Por otra parte, la morfosintaxis se pliega eficazmente a los deseos expresivos de Cela: los adjetivos -vivamente caracterizadores- y el empleo casi exclusivo del presente de indicativo ponen ante los ojos del lector un retrato que desentraña los más profundos recovecos de la personalidad de don Leonardo Meléndez.
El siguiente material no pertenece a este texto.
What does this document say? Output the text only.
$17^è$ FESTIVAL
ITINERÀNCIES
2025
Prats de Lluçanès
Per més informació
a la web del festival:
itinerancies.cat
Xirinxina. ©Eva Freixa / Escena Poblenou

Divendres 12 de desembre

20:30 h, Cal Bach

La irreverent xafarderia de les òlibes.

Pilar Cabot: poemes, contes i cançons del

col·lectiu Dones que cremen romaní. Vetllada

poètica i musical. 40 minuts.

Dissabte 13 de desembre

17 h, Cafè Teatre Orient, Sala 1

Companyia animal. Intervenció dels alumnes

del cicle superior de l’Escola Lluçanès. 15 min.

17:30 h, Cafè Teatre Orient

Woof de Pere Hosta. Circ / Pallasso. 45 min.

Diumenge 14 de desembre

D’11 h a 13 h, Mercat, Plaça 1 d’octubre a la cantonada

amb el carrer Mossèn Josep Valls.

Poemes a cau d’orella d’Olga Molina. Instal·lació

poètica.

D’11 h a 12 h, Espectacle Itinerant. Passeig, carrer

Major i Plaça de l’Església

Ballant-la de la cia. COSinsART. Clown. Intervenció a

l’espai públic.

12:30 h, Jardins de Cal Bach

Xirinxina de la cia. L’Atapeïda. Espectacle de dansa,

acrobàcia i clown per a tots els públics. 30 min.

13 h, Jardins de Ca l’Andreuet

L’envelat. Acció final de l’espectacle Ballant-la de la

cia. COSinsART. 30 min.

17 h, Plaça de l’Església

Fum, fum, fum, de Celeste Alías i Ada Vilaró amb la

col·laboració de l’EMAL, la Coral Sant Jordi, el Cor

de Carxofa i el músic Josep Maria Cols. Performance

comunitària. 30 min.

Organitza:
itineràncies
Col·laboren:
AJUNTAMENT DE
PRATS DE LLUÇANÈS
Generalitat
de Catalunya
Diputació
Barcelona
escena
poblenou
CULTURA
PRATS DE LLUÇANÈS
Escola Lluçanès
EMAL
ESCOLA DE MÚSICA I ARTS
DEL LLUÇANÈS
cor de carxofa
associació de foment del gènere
Precisamente la exageración caricaturesca de algunos de sus rasgos es expresiva de sus deformaciones éticas, y el adjetivo se convierte, así, en una herramienta básica de una estética deformante: don Leonardo es un punto; tiene un aplomo de hombre muy corrido; solicita, muy fino, papel de fumar a los que ve fumando tabaco rubio; pone un gesto ambiguo antes de aceptar el tabaco que graciosamente le ofrecen... Esta estética deformante alcanza también al duro retrato que, en breves líneas, ofrece Cela del limpiabotas, cuyo candor ha explotado astutamente don Leonardo en su propio beneficio, al apropiarse de sus ahorros: la comparación con un grullo que alude, sin duda, a su elevada estatura, alcanza ribetes esperpénticos al añadir a grullo los adjetivos raquítico -delgado, débil- y entumecido -que se mueve torpemente-; y, de esta manera, la degradación a la que Cela somete al limpiabotas es el justo pago a su estupidez; degradación que alcanza a su propio nombre: Segundo Segura -con la aliteración de la s y la repetición de la sílaba tónica gu-, un nombre que contrasta con el de don Leonardo Meléndez, con ese "don" enfatizado petulantemente.

Notas

(1) Citamos por la edición de Raquel Asún, recientemente revisada y puesta al día por Adolfo Sotelo Vázquez, y editada por Castalia en la colección Clásicos Castalia, núm. 140; capítulo primero, págs. 161-162.